1. The cost computation: A regularization term is added to the cost
2. The backpropagation function: There are extra terms in the gradients with respect to weight matrices
3. Weights end up smaller (“weight decay”): Weights are pushed to smaller values.

compute_cost_with_regularization:

cost = cross_entropy_cost + L2_regularization_cost


backward_propagation_with_regularization:
Add the regularization term’s gradient $\frac{d}{dW} ( \frac{1}{2}\frac{\lambda}{m} W^2) = \frac{\lambda}{m} W$

### Dropout

Dropout is a widely used regularization technique that is specific to deep learning.
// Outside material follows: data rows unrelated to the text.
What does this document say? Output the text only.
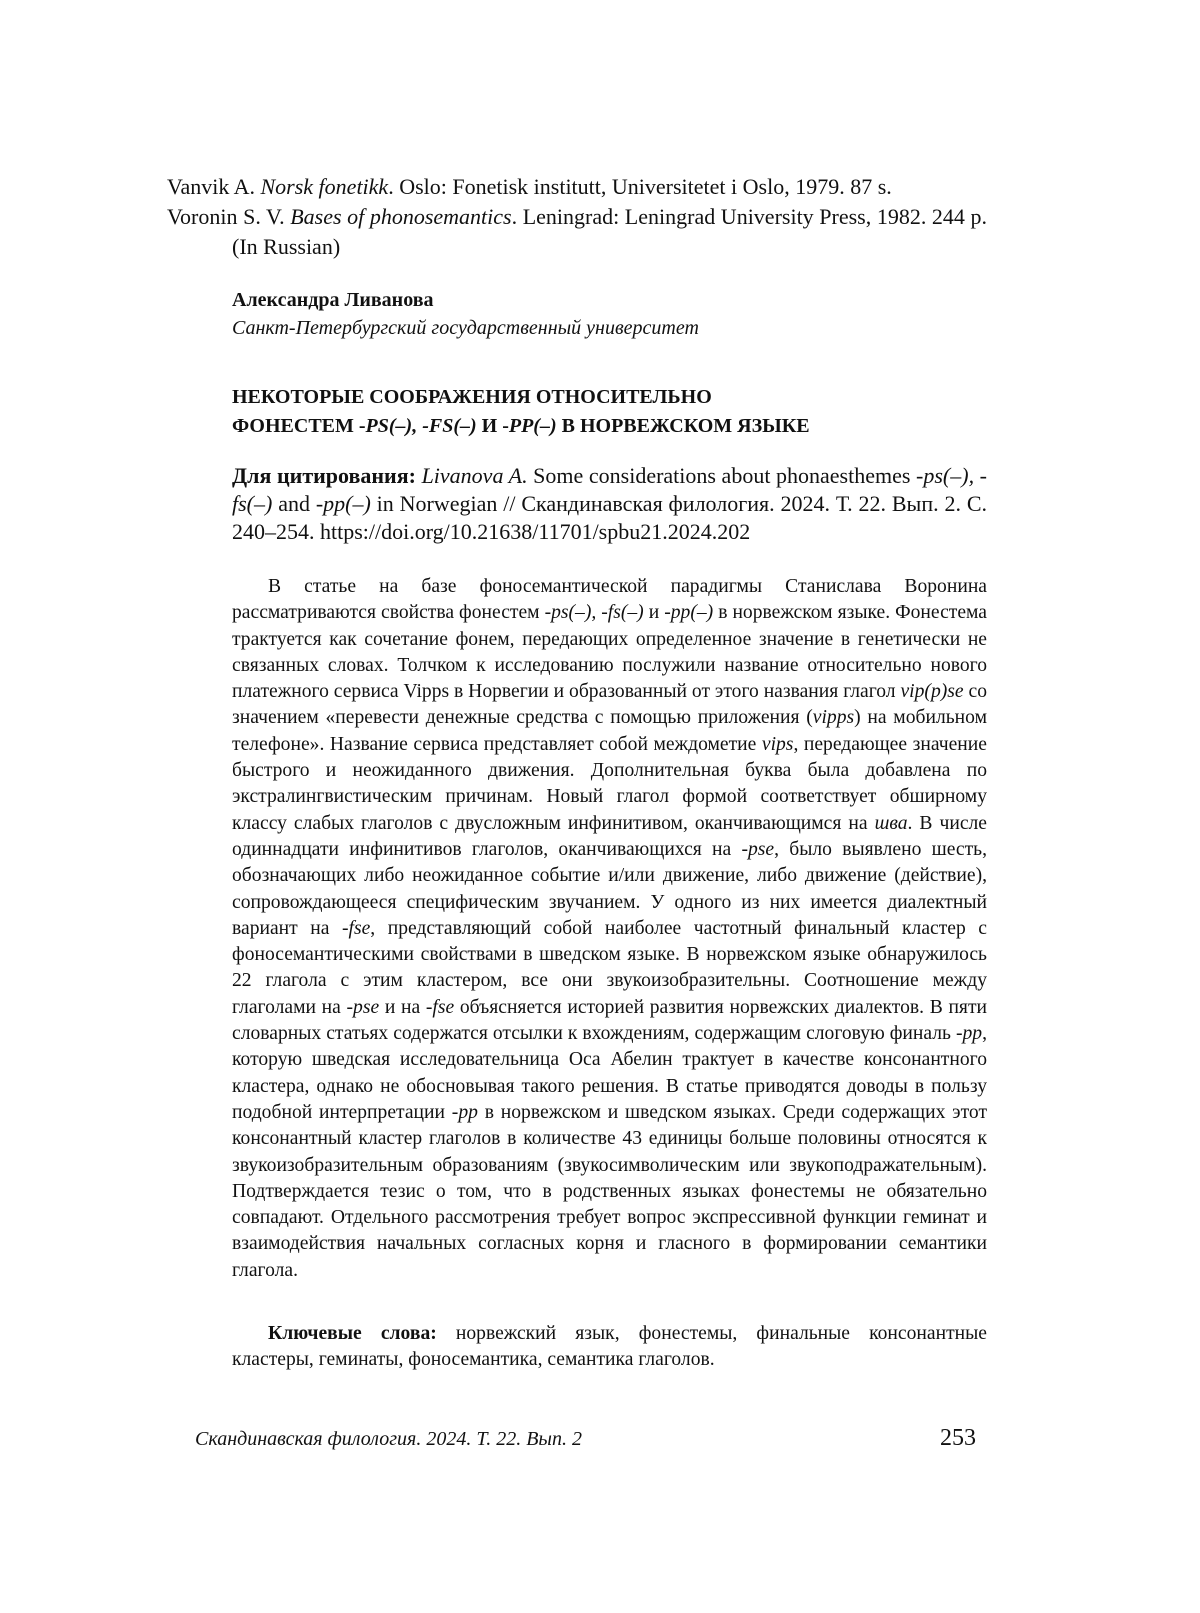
Vanvik A. Norsk fonetikk. Oslo: Fonetisk institutt, Universitetet i Oslo, 1979. 87 s.

Voronin S. V. Bases of phonosemantics. Leningrad: Leningrad University Press, 1982. 244 p. (In Russian)

Александра Ливанова
Санкт-Петербургский государственный университет
НЕКОТОРЫЕ СООБРАЖЕНИЯ ОТНОСИТЕЛЬНО
ФОНЕСТЕМ -PS(–), -FS(–) И -PP(–) В НОРВЕЖСКОМ ЯЗЫКЕ

Для цитирования: Livanova A. Some considerations about phonaesthemes -ps(–), -fs(–) and -pp(–) in Norwegian // Скандинавская филология. 2024. Т. 22. Вып. 2. С. 240–254. https://doi.org/10.21638/11701/spbu21.2024.202

В статье на базе фоносемантической парадигмы Станислава Воронина рассматриваются свойства фонестем -ps(–), -fs(–) и -pp(–) в норвежском языке. Фонестема трактуется как сочетание фонем, передающих определенное значение в генетически не связанных словах. Толчком к исследованию послужили название относительно нового платежного сервиса Vipps в Норвегии и образованный от этого названия глагол vip(p)se со значением «перевести денежные средства с помощью приложения (vipps) на мобильном телефоне». Название сервиса представляет собой междометие vips, передающее значение быстрого и неожиданного движения. Дополнительная буква была добавлена по экстралингвистическим причинам. Новый глагол формой соответствует обширному классу слабых глаголов с двусложным инфинитивом, оканчивающимся на шва. В числе одиннадцати инфинитивов глаголов, оканчивающихся на -pse, было выявлено шесть, обозначающих либо неожиданное событие и/или движение, либо движение (действие), сопровождающееся специфическим звучанием. У одного из них имеется диалектный вариант на -fse, представляющий собой наиболее частотный финальный кластер с фоносемантическими свойствами в шведском языке. В норвежском языке обнаружилось 22 глагола с этим кластером, все они звукоизобразительны. Соотношение между глаголами на -pse и на -fse объясняется историей развития норвежских диалектов. В пяти словарных статьях содержатся отсылки к вхождениям, содержащим слоговую финаль -pp, которую шведская исследовательница Оса Абелин трактует в качестве консонантного кластера, однако не обосновывая такого решения. В статье приводятся доводы в пользу подобной интерпретации -pp в норвежском и шведском языках. Среди содержащих этот консонантный кластер глаголов в количестве 43 единицы больше половины относятся к звукоизобразительным образованиям (звукосимволическим или звукоподражательным). Подтверждается тезис о том, что в родственных языках фонестемы не обязательно совпадают. Отдельного рассмотрения требует вопрос экспрессивной функции геминат и взаимодействия начальных согласных корня и гласного в формировании семантики глагола.

Ключевые слова: норвежский язык, фонестемы, финальные консонантные кластеры, геминаты, фоносемантика, семантика глаголов.

Скандинавская филология. 2024. Т. 22. Вып. 2	253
It randomly shuts down some neurons in each iteration.
Dropout: A Simple Way to Prevent Neural Networks from Overfitting

#### Forward propagation with dropout

Steps:

1. Initialize matrix D1 = np.random.rand(…, …)
2. Convert entries of D1 to 0 or 1 (using keep_prob as the threshold)
3. Shut down some neurons of A1
4. Scale the value of neurons that haven’t been shut down
 D1 = np.random.rand(A1.shape[0], A1.shape[1])      #Step1
D1 = D1 < keep_prob                                #Step2
A1 = A1 * D1                                       #Step3
A1 = A1 / keep_prob                                #Step4


#### Backward propagation with dropout

Steps:

1. Apply mask D2 to shut down the same neurons as during the forward propagation.
2. Scale the value of neurons that haven’t been shut down.
dA2 = dA2 * D2              # Step 1
dA2 = dA2 / keep_prob       # Step 2


1. Dropout is a regularization technique.
2. You only use dropout during training. Don’t use dropout (randomly eliminate nodes) during test time.
3. Apply dropout both during forward and backward propagation.
4. During training time, divide each dropout layer by keep_prob to keep the same expected value for the activations. For example, if keep_prob is 0.5, then we will on average shut down half the nodes, so the output will be scaled by 0.5 since only the remaining half are contributing to the solution. Dividing by 0.5 is equivalent to multiplying by 2. Hence, the output now has the same expected value. You can check that this works even when keep_prob is other values than 0.5.

### Conclusions

2. Regularization will drive your weights to lower values.
3. L2 regularization and Dropout are two very effective regularization techniques.